Westmacott: I think the departure of David Davis is in some ways more significant because he was the person supposedly in charge of negotiations with the European Commission. Boris Johnson had nothing to do with that. He is a figurehead who was the foreign secretary and out there making trouble by regularly criticizing the prime minister’s position on Brexit. The fact that he has left the government potentially means that he can make more trouble outside government, but within the administration, frankly, I think it removes a thorn from the prime minister’s flesh and it might make it easier for her to keep her ministers aligned and pointing in the right direction.
Q: Do you see Johnson mounting a leadership challenge to May?
Westmacott: It is hard to tell at the present time. I think that it is unlikely unless you get the famous forty-eight signatures from members of Parliament which call for a leadership contest. In which case, there would have to be one. Boris on his own cannot trigger that. There would have to be a widespread sense of discontent within the Conservative Party that the prime minister isn’t doing a decent job. Theresa May will resist any attempt to unseat her. But if there is a leadership contest, I would be very surprised if Boris Johnson did not put his hat in the ring. However, he has very little support among other members of Parliament even if the base of Conservative Party still seems to be quite fond of him.
Q: Can May survive a no confidence vote?
Westmacott: It is hard to predict, but my hunch is that she probably could. She could, I believe, see off a leadership challenge from within the Conservative Party. No one can be sure at the moment whether she could survive a motion of no confidence in Parliament. If she lost one, it would open up the possibility of an early general election. It is one thing to have a prime minister who replaces one without having won an election, but to have one [who is] two removed from an electoral victory creates issues of political legitimacy. But the Conservatives may rally around her, with the support of the Ulster Unionists who make up her working majority, given their fear that an early general election could spell victory for Jeremy Corbyn and the opposition Labour Party.
Q: What would such an outcome mean for the prospects of Brexit?

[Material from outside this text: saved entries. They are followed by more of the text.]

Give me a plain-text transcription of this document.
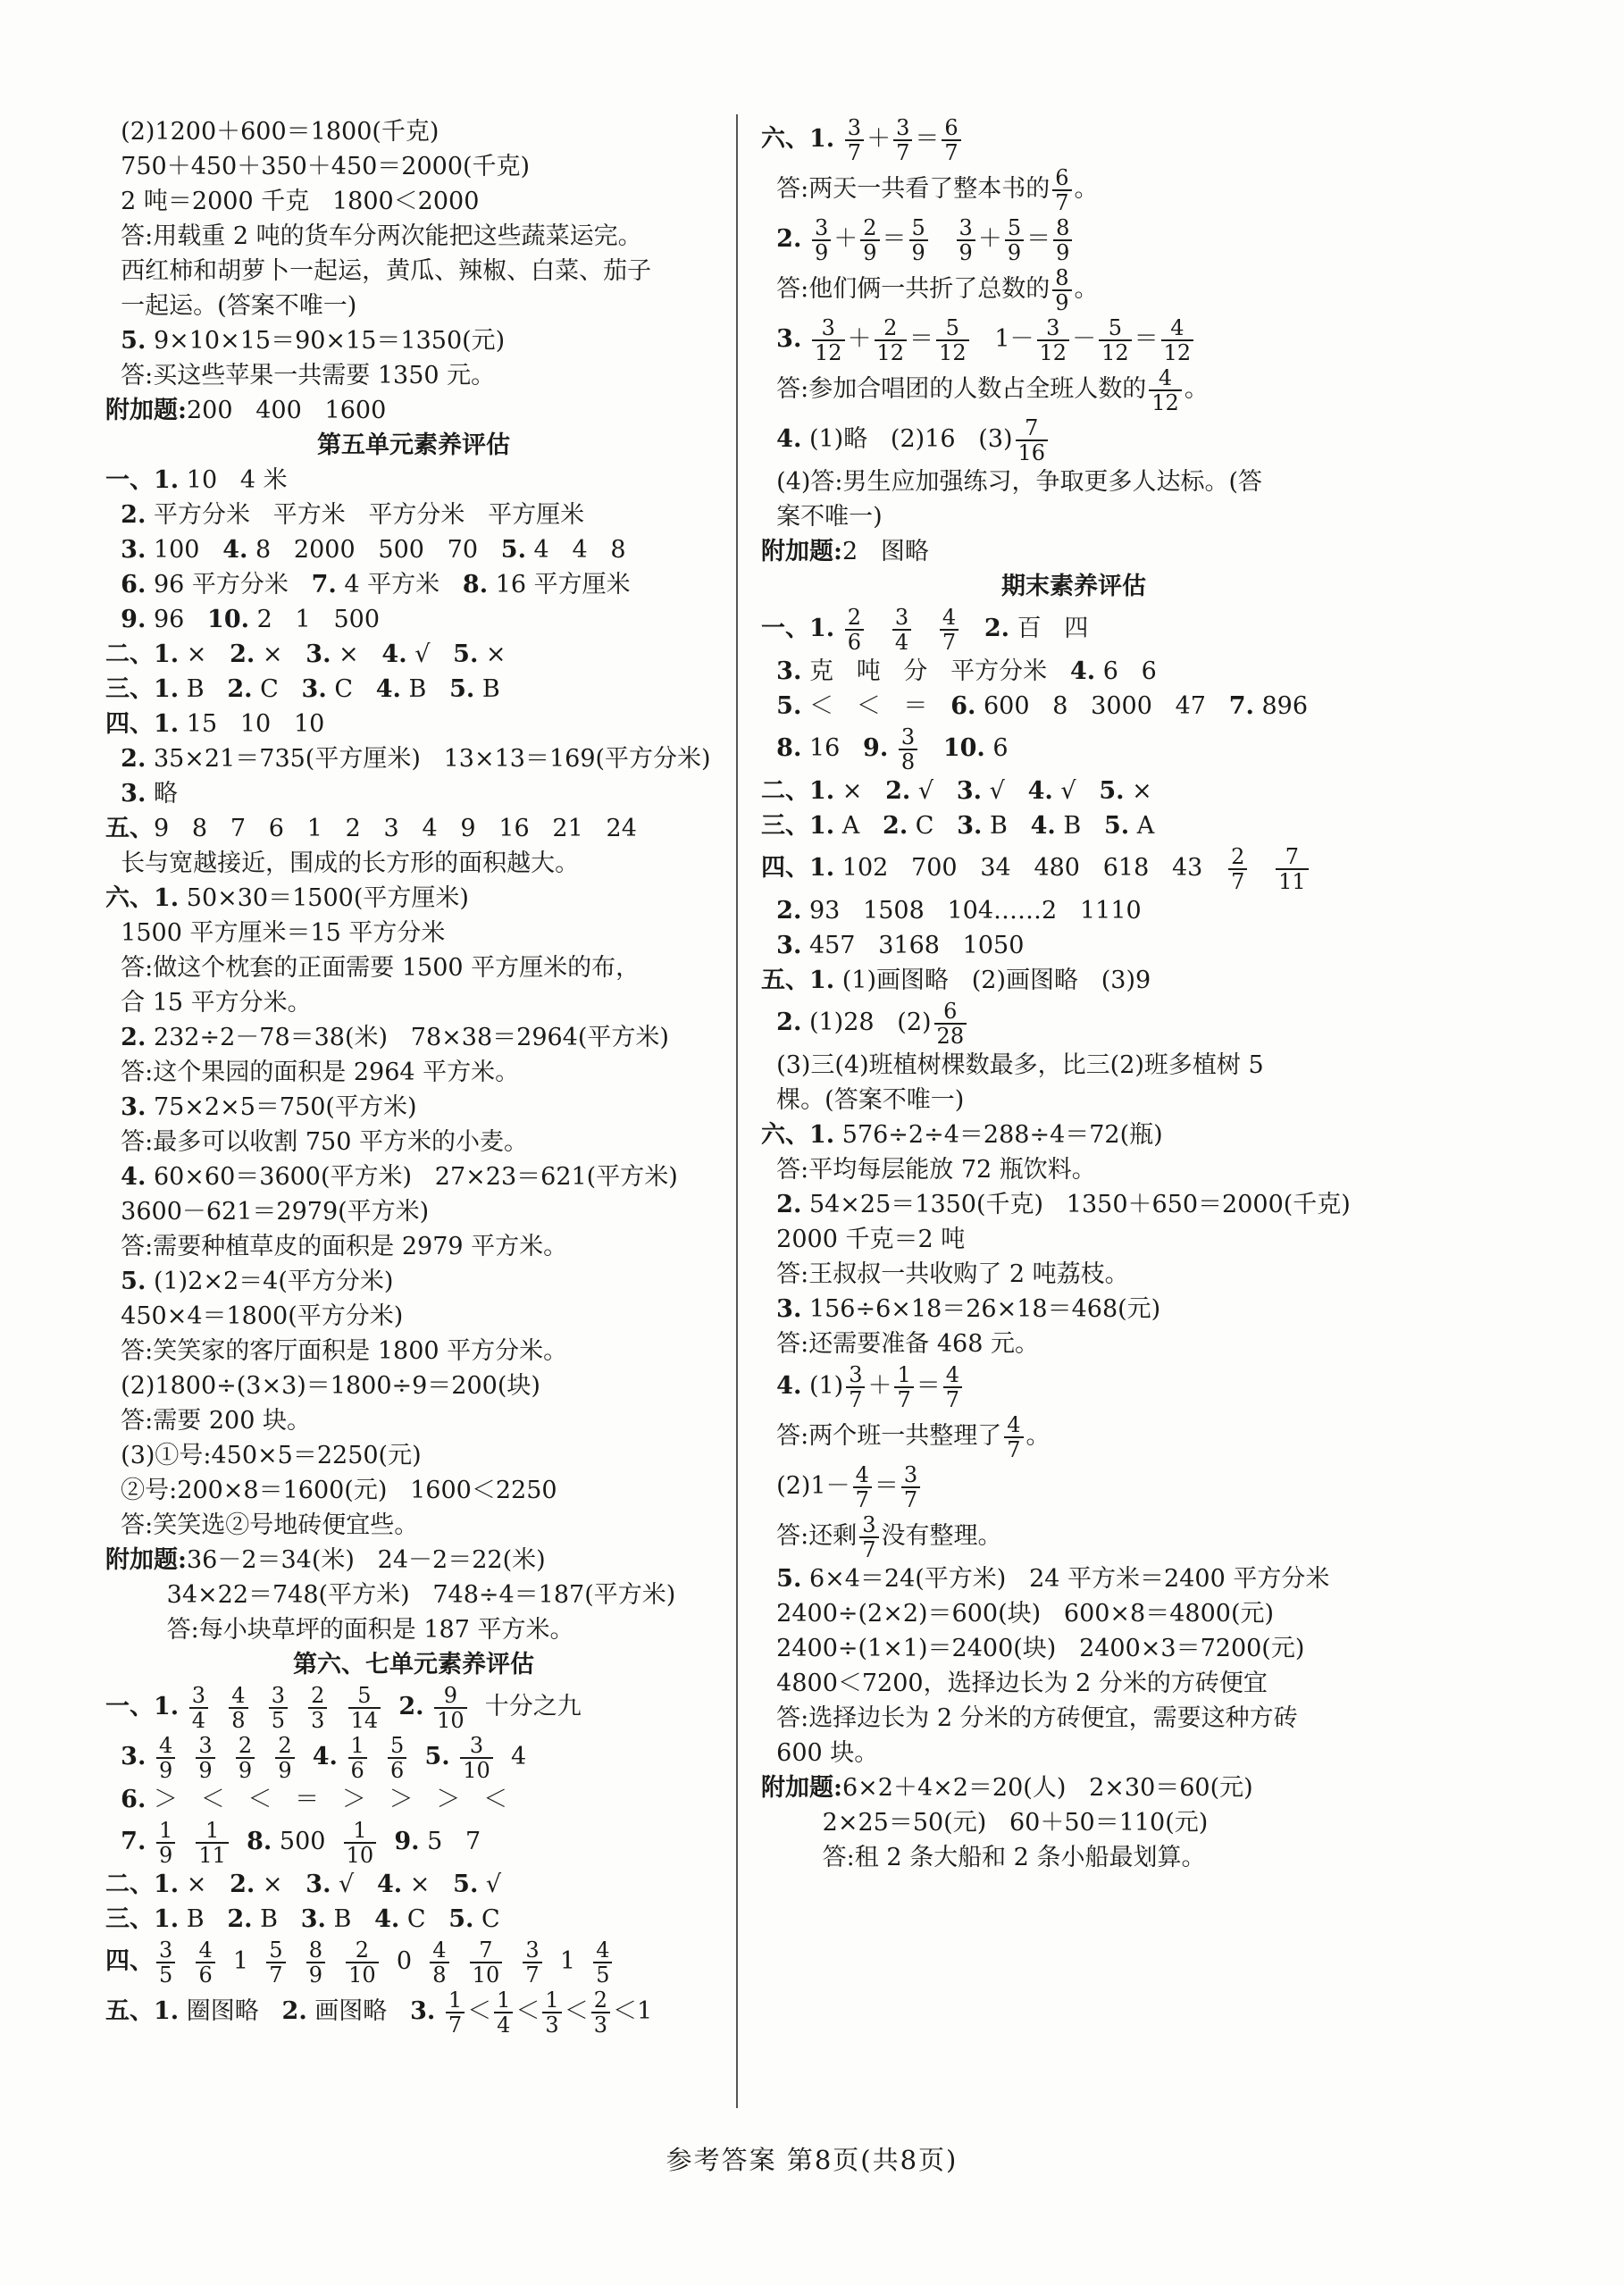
(2)1200＋600＝1800(千克)
750＋450＋350＋450＝2000(千克)
2 吨＝2000 千克   1800＜2000
答:用载重 2 吨的货车分两次能把这些蔬菜运完。
西红柿和胡萝卜一起运，黄瓜、辣椒、白菜、茄子
一起运。(答案不唯一)
5. 9×10×15＝90×15＝1350(元)
答:买这些苹果一共需要 1350 元。
附加题:200   400   1600
第五单元素养评估
一、1. 10   4 米
2. 平方分米   平方米   平方分米   平方厘米
3. 100   4. 8   2000   500   70   5. 4   4   8
6. 96 平方分米   7. 4 平方米   8. 16 平方厘米
9. 96   10. 2   1   500
二、1. ×   2. ×   3. ×   4. √   5. ×
三、1. B   2. C   3. C   4. B   5. B
四、1. 15   10   10
2. 35×21＝735(平方厘米)   13×13＝169(平方分米)
3. 略
五、9   8   7   6   1   2   3   4   9   16   21   24
长与宽越接近，围成的长方形的面积越大。
六、1. 50×30＝1500(平方厘米)
1500 平方厘米＝15 平方分米
答:做这个枕套的正面需要 1500 平方厘米的布，
合 15 平方分米。
2. 232÷2－78＝38(米)   78×38＝2964(平方米)
答:这个果园的面积是 2964 平方米。
3. 75×2×5＝750(平方米)
答:最多可以收割 750 平方米的小麦。
4. 60×60＝3600(平方米)   27×23＝621(平方米)
3600－621＝2979(平方米)
答:需要种植草皮的面积是 2979 平方米。
5. (1)2×2＝4(平方分米)
450×4＝1800(平方分米)
答:笑笑家的客厅面积是 1800 平方分米。
(2)1800÷(3×3)＝1800÷9＝200(块)
答:需要 200 块。
(3)①号:450×5＝2250(元)
②号:200×8＝1600(元)   1600＜2250
答:笑笑选②号地砖便宜些。
附加题:36－2＝34(米)   24－2＝22(米)
34×22＝748(平方米)   748÷4＝187(平方米)
答:每小块草坪的面积是 187 平方米。
第六、七单元素养评估
一、1. $\frac{3}{4}$
$\frac{4}{8}$
$\frac{3}{5}$
$\frac{2}{3}$
$\frac{5}{14} 2$. $\frac{9}{10}$ 十分之九
3. $\frac{4}{9}$
$\frac{3}{9}$
$\frac{2}{9}$
$\frac{2}{9} 4$. $\frac{1}{6}$
$\frac{5}{6} 5$. $\frac{3}{10} 4$
6. ＞   ＜   ＜   ＝   ＞   ＞   ＞   ＜
7. $\frac{1}{9}$
$\frac{1}{11} 8$. $500 \frac{1}{10} 9$. 5   7
二、1. ×   2. ×   3. √   4. ×   5. √
三、1. B   2. B   3. B   4. C   5. C
四、 $\frac{3}{5}$
$\frac{4}{6} 1 \frac{5}{7}$
$\frac{8}{9}$
$\frac{2}{10} 0 \frac{4}{8}$
$\frac{7}{10}$
$\frac{3}{7} 1 \frac{4}{5}$
五、1. 圈图略   2. 画图略   3. $\frac{1}{7} < \frac{1}{4} < \frac{1}{3} < \frac{2}{3} <1$
六、1. $\frac{3}{7} + \frac{3}{7} = \frac{6}{7}$
答:两天一共看了整本书的 $\frac{6}{7}$ 。
2. $\frac{3}{9} + \frac{2}{9} = \frac{5}{9}$
$\frac{3}{9} + \frac{5}{9} = \frac{8}{9}$
答:他们俩一共折了总数的 $\frac{8}{9}$ 。
3. $\frac{3}{12} + \frac{2}{12} = \frac{5}{12} 1- \frac{3}{12} - \frac{5}{12} = \frac{4}{12}$
答:参加合唱团的人数占全班人数的 $\frac{4}{12}$ 。
4. (1)略   (2)16   $(3) \frac{7}{16}$
(4)答:男生应加强练习，争取更多人达标。(答
案不唯一)
附加题:2   图略
期末素养评估
一、1. $\frac{2}{6}$
$\frac{3}{4}$
$\frac{4}{7} 2$. 百   四
3. 克   吨   分   平方分米   4. 6   6
5. ＜   ＜   ＝   6. 600   8   3000   47   7. 896
8. 16   9. $\frac{3}{8} 10$. 6
二、1. ×   2. √   3. √   4. √   5. ×
三、1. A   2. C   3. B   4. B   5. A
四、1. 102   700   34   480   618   $43 \frac{2}{7}$
$\frac{7}{11}$
2. 93   1508   104……2   1110
3. 457   3168   1050
五、1. (1)画图略   (2)画图略   (3)9
2. (1)28   $(2) \frac{6}{28}$
(3)三(4)班植树棵数最多，比三(2)班多植树 5
棵。(答案不唯一)
六、1. 576÷2÷4＝288÷4＝72(瓶)
答:平均每层能放 72 瓶饮料。
2. 54×25＝1350(千克)   1350＋650＝2000(千克)
2000 千克＝2 吨
答:王叔叔一共收购了 2 吨荔枝。
3. 156÷6×18＝26×18＝468(元)
答:还需要准备 468 元。
4. $(1) \frac{3}{7} + \frac{1}{7} = \frac{4}{7}$
答:两个班一共整理了 $\frac{4}{7}$ 。
$(2)1- \frac{4}{7} = \frac{3}{7}$
答:还剩 $\frac{3}{7}$ 没有整理。
5. 6×4＝24(平方米)   24 平方米＝2400 平方分米
2400÷(2×2)＝600(块)   600×8＝4800(元)
2400÷(1×1)＝2400(块)   2400×3＝7200(元)
4800＜7200，选择边长为 2 分米的方砖便宜
答:选择边长为 2 分米的方砖便宜，需要这种方砖
600 块。
附加题:6×2＋4×2＝20(人)   2×30＝60(元)
2×25＝50(元)   60＋50＝110(元)
答:租 2 条大船和 2 条小船最划算。
参考答案 第8页(共8页)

Westmacott: If Corbyn became prime minister, we don’t know. Jeremy Corbyn is known to be Euroskeptic, but has been saying that his party should be moving in a direction which is more pragmatic on the European Union. There is a strong majority within his parliamentary party—in other words, among Labour members of Parliament—to have a pragmatic Brexit rather than a hard one. That is true within the Conservative Party as well. In a free vote, there would be an overwhelming majority in favor of a soft Brexit—and a substantial vote in favor of no Brexit at all.
Q: Would the Chequers plan survive a Commons vote?
Westmacott: The next thing that is supposed to happen is the production of a government white paper, reflecting the conclusions of the Chequers document. Trouble is, the Chequers plan might not [survive a Commons vote] in its present form. In many ways the more important thing is whether it would survive scrutiny in Brussels. And the answer to that is probably no. I see the Chequers document as an exercise in trying to bring the Conservative Party together, which lasted twenty-four hours. But it was never likely to be an effective manifesto on behalf of the United Kingdom that was going to make much difference to the negotiations in Brussels.
Q: What are the likely implications of President Trump’s visit to the United Kingdom as it comes amid this turmoil in the May government?
Westmacott: The visit was supposed to be about strengthening the bilateral relationship and Trump’s feelings towards the United Kingdom. It now seems likely to be a review of the NATO summit the day before, a preview of the president’s meeting with [Russian President Vladimir] Putin in St. Petersburg, and an attempt by the UK government to get him to recommit to a quick and favorable post-Brexit free trade agreement between the United States and the United Kingdom. But it will inevitably be affected, if not overshadowed, by the political crisis in which the British government now finds itself embroiled.